Kake and bob visited on a Tuesday evening in February 2008. We hadn't booked, but they managed to fit us in. It was a little after 7pm when we arrived, and there were already several other customers; an hour later the place was entirely full.
We started with poppadoms and chutneys (£3.50) photo. The chutneys were home-made and much nicer than the usual varicoloured slop you get in standard curryhouses; a fresh-tasting tomato puree, a pungent heap of slightly softened garlic slices in a spicy sauce, a smooth green puree with a chilli kick, and a tangle of shredded beetroot. (Note: some of their chutneys/pickles are available for purchase in jars.)
Next, Bob tried the meat thali (a choice of chicken or lamb, both £13) and Kake the fish thali (also £13) photo. Both were served in several small metal bowls with a heap of rice on top of a banana leaf, and it turned out that they were identical apart from one dish. We both got rasam (a thin, spicy soup), dhal, a wet vegetable curry, a dry mung bean curry, raita, and a couple of relishes. Bob had in addition a lamb curry which he seemed to rather like, while Kake had a tasty, smoky fish dish made with firm-fleshed fish in a thin spiced gravy. (A vegetarian thali is also available, at £12.)

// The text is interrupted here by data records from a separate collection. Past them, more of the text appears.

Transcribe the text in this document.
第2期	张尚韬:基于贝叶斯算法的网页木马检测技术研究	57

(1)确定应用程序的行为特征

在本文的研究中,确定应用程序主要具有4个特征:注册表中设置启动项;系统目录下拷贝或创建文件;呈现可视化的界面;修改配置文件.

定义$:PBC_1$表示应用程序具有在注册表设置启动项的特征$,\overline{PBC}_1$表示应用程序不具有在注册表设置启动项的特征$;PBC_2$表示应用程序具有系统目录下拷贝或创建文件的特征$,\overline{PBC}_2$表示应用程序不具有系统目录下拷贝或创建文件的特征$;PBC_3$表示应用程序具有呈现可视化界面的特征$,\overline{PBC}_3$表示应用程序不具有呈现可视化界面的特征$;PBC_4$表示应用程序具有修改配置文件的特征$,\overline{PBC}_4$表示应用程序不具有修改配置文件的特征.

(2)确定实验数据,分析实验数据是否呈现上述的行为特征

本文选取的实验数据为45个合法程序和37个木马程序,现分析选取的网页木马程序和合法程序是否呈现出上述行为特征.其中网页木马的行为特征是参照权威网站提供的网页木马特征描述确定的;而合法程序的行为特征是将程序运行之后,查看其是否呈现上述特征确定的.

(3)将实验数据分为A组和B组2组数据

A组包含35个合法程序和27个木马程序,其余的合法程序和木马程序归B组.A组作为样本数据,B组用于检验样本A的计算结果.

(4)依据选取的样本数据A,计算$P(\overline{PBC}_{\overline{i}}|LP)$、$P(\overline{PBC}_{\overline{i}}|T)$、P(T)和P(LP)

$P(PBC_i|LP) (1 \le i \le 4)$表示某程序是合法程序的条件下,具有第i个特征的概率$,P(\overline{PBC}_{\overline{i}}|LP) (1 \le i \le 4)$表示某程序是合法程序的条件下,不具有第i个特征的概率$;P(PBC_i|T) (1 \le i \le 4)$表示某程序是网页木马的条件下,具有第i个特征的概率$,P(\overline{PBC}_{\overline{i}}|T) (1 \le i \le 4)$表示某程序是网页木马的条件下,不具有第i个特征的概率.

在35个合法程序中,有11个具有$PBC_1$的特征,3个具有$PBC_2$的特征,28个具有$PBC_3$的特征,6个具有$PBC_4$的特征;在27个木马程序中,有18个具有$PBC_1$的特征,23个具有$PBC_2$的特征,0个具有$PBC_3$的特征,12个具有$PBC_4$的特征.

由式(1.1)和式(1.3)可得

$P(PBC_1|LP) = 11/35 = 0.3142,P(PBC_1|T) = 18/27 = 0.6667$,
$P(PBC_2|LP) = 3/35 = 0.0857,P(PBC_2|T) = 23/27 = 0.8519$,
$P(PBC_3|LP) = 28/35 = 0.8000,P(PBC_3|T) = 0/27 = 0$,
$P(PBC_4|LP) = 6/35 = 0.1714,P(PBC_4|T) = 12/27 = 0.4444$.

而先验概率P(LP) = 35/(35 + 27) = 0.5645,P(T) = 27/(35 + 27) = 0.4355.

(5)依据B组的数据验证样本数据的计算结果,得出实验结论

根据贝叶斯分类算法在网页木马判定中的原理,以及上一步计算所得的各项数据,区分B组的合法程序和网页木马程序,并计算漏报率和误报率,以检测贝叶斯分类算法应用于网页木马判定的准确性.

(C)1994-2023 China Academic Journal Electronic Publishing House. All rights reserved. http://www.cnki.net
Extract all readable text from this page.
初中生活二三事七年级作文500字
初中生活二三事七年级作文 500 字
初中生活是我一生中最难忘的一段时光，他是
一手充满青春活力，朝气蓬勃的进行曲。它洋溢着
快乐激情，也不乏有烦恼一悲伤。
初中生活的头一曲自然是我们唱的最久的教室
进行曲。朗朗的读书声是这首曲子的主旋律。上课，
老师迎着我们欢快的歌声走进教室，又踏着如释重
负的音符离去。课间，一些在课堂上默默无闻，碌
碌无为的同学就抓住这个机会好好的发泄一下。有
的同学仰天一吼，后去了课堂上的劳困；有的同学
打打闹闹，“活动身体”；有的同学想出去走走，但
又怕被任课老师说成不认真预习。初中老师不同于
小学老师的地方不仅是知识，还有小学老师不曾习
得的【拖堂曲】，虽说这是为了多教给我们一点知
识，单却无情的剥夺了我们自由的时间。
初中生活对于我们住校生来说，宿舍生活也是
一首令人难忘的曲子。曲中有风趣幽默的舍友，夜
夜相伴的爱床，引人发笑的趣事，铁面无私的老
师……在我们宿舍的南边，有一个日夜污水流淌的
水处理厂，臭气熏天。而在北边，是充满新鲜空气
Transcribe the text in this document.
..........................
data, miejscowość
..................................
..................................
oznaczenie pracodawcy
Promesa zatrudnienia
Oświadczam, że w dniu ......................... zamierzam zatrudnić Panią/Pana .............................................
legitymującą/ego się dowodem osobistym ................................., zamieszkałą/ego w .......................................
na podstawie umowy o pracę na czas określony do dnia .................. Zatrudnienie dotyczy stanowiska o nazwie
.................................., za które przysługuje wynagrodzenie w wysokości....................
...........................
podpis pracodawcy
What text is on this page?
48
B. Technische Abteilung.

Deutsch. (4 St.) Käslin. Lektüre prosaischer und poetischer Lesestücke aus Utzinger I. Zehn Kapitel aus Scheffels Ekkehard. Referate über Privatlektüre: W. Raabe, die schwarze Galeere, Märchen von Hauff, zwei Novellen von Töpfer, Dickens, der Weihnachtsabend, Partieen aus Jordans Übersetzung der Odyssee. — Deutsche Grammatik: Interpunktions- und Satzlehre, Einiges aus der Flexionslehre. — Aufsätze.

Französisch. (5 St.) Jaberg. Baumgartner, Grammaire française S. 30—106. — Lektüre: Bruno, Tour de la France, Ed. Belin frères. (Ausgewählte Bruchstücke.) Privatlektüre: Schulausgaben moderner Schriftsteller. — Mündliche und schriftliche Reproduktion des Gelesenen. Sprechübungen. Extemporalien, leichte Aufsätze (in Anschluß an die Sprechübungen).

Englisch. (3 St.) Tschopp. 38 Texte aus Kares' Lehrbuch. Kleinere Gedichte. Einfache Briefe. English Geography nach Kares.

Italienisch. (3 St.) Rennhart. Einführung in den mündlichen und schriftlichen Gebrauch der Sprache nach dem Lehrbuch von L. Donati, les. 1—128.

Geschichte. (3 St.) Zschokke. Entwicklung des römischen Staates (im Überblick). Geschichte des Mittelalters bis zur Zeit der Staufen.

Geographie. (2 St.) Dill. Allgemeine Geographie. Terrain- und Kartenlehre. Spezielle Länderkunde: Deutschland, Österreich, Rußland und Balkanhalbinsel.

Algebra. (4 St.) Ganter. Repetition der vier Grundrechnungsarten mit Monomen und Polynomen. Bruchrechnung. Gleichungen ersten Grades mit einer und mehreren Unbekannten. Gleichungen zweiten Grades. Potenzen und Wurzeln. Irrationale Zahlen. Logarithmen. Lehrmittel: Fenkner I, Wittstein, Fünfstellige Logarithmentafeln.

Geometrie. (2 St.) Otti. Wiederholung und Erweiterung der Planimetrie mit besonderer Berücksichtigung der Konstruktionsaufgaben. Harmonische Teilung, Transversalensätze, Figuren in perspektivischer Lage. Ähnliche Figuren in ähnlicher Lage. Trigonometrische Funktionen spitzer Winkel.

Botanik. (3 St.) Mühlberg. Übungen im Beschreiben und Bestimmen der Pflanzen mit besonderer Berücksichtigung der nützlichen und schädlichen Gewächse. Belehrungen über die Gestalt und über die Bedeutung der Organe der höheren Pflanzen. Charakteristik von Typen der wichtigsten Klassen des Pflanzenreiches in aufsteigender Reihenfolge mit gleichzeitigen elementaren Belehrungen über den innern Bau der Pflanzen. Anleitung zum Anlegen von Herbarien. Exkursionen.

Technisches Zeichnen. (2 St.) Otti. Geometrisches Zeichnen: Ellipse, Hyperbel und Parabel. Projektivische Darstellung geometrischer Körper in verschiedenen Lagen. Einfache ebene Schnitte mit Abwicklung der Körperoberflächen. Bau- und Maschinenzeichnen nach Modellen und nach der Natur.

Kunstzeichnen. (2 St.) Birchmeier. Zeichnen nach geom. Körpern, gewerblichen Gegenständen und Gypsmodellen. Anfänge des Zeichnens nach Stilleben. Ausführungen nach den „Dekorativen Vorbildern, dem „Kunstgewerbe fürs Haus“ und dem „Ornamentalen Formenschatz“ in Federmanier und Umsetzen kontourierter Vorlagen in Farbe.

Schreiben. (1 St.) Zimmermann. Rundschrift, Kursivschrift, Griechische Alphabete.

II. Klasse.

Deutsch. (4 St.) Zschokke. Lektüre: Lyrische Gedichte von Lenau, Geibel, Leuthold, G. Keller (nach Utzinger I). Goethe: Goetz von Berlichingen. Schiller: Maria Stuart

It was all pretty good; none of it stodgy or greasy. Nothing was mind-blowingly delicious, but it was a great, simple, no-nonsense meal. We finished with a plate of Indian sweets (£2.50) photo for Bob, and a mint tea (£1.80) for Kake. Both were very tasty. We also got a piece of their chocolate, chilli, and cardamom cake to take home for doop, who adds: the chocolate cake is unbelievably good. Perfectly moist without being too dense or soggy, there's enough chilli involved to give it a decent fire (although you can remove it if you prefer), and the cardamom balances it beautifully. I am beyond merely liking or disliking it, and in some advanced state of chocolate cake enlightenment.
We accompanied our food with a bottle of Indian Zinfandel (£13), which was perfectly fine. (They also offer a number of beers from the Meantime brewery, which is based fairly nearby in Greenwich). Poppadoms and chutneys, two thalis, a bottle of mineral water, a bottle of wine, a plate of Indian sweets, a piece of chocolate cake, and one mint tea came to £60 including a 10% tip (automatically added to the bill).
Kake and Laura visited again in June 2009, in the company of bellaphon and MsMarmiteLover. We went a la carte this time, and ordered various dishes to share; although the normal mode of operation here is for each person to get their own plated meal, they were happy to bring us extra plates and let us eat family-style. Indeed, the service was extremely friendly and accommodating throughout.
For starters photo, we shared masala dosa (thin, crisp pancake stuffed with seasoned mashed potato and served with chutneys and a thin curry known as sambar; £5.50), "vegetarian street snacks" (deep-fried potato balls and lentil cakes, £4.50), thaire vadai (another type of lentil cake, soaked in a yoghurt sauce, £4.25), and crab thoran (stirfried fresh crabmeat with curry leaves and other spices, £5.25). The masala dosa was quite substantial (this dish is normally a light meal in itself), and would possibly be too much as a starter for one, so a good thing we were sharing!
Of the main courses, Kake's favourite was perhaps the jeera chicken (£11), served as a whole chicken leg on the bone with plenty of flavour and not dry at all. Nagore lamb kurma (£10.75) was light-years away from the standard curryhouse rendition, with a rich, complex flavour and tender meat. Baypore squid curry (£10) was a bit of a let-down, though; the squid had a rather odd texture reminiscent of cooked egg white, and a very muted flavour. All main courses come with rice, and at Laura's suggestion we asked for a couple of the rice portions to be substituted with curd rice, which only cost an extra 50p/portion and turned out to be a very good idea.